Industriall Global Union est solidaire du peuple colombien. Les protestations ont débuté le 28 avril dernier, lors d’une grève nationale contre des réformes de la fiscalité et de la santé. Depuis, une répression féroce s’abat sur les manifestants. Le 3 juin, la fédération mondiale de l’industrie indiquait, dans un communiqué, que le Comité national de grève, composé d’organisations sociales, ethniques, communautaires et syndicales, dont de nombreux affiliés d’Industriall, avait recensé 70 décès dus à des violences policières, dont 14 le 28 mai à Cali, 51 blessures aux yeux, 1502 arrestations arbitraires et 87 incidents de violence sexiste.

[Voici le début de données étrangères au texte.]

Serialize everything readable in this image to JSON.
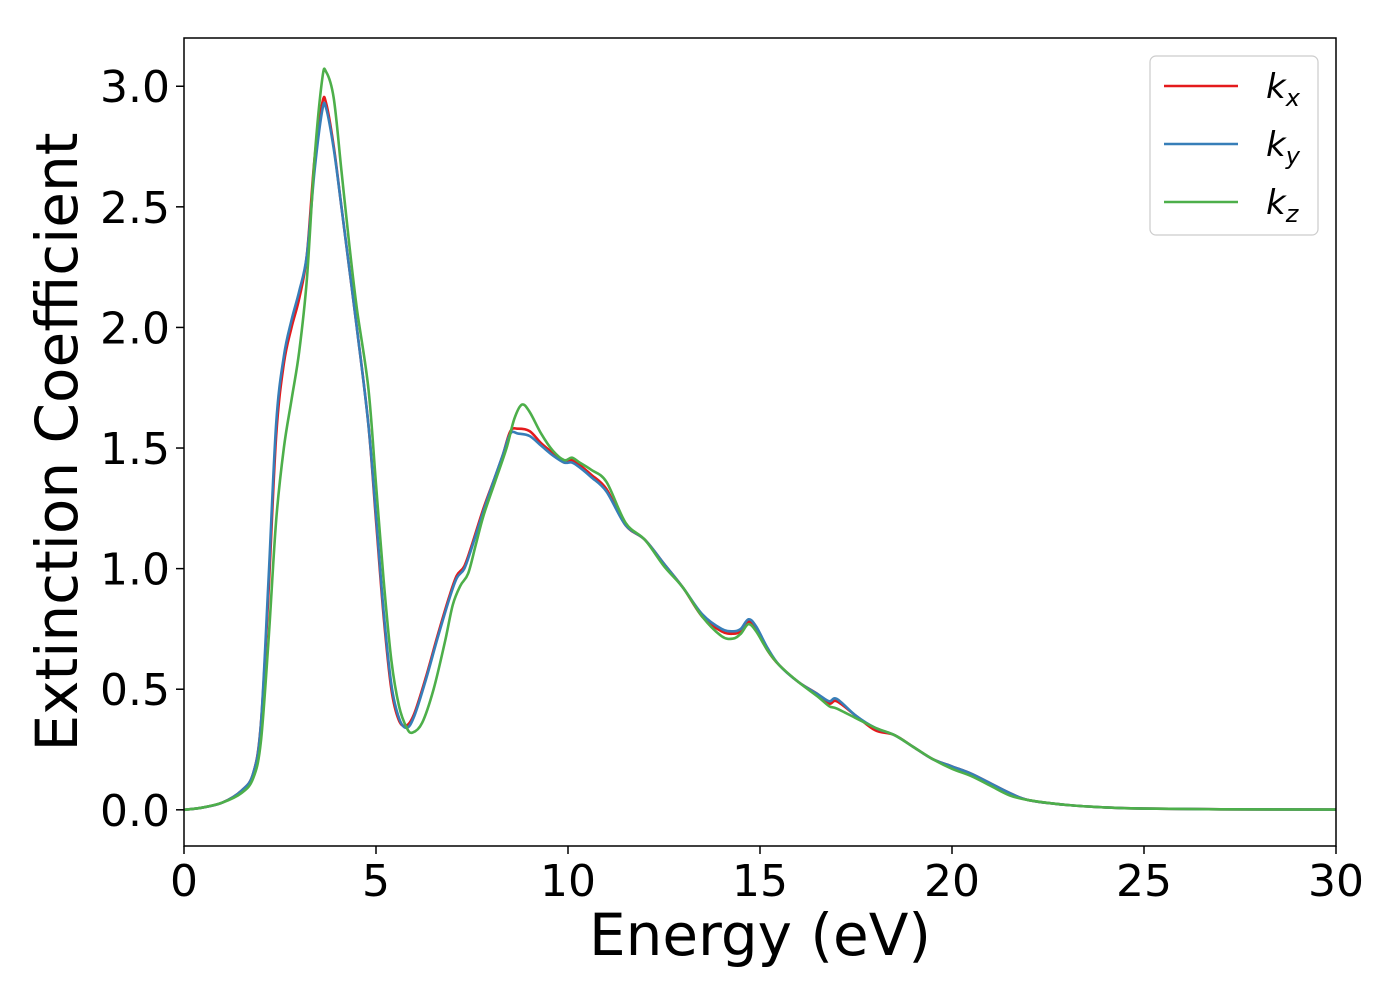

«La Colombie connaît d’importants troubles sociaux, la population civile se soulevant contre la répression de l’Etat. Celui-ci reste sourd et de nombreuses personnes ont perdu la vie. Le gouvernement a reculé sur certaines des réformes prévues, notamment en matière de fiscalité et de santé. Cependant, il reste encore beaucoup à faire et c’est pourquoi nous appelons à de nouvelles manifestations. Il est de notre responsabilité de sensibiliser la société et d’essayer de créer un autre type de pays», a souligné Igor Díaz, président du syndicat Sintracarbón, cité par Industriall. La fédération mondiale ajoute que le Comité national de grève a confirmé sa volonté de dialoguer avec le gouvernement et lui a soumis une liste de revendications d’urgence, visant à lutter en priorité contre la pauvreté, les inégalités, la discrimination et la violence. Il lui demande également d’abroger le décret de militarisation adopté le 28 mai.

Industriall informe que la Colombie sera de nouveau appelée devant la Commission de l’application des normes de l’OIT, lors de la 109e session qui se réunit ce mois. La commission a réintroduit ce pays dans la liste de ceux connaissant les plus graves violations des conventions internationales du travail, notamment en matière de libertés syndicales.

Marino Vani, secrétaire régional d’Industriall, a apporté le soutien de la fédération mondiale au peuple colombien et condamné la violence de l’Etat. «Les meurtres et les viols commis par les paramilitaires sont inacceptables et sont utilisés pour semer la crainte et la terreur, a-t-il déclaré. Nous demandons instamment au gouvernement de changer d’attitude, d’en finir avec les balles et la répression, de faire du dialogue une priorité et d’apporter une réponse concrète au programme proposé par les citoyens actifs, représentatifs et syndiqués de Colombie.»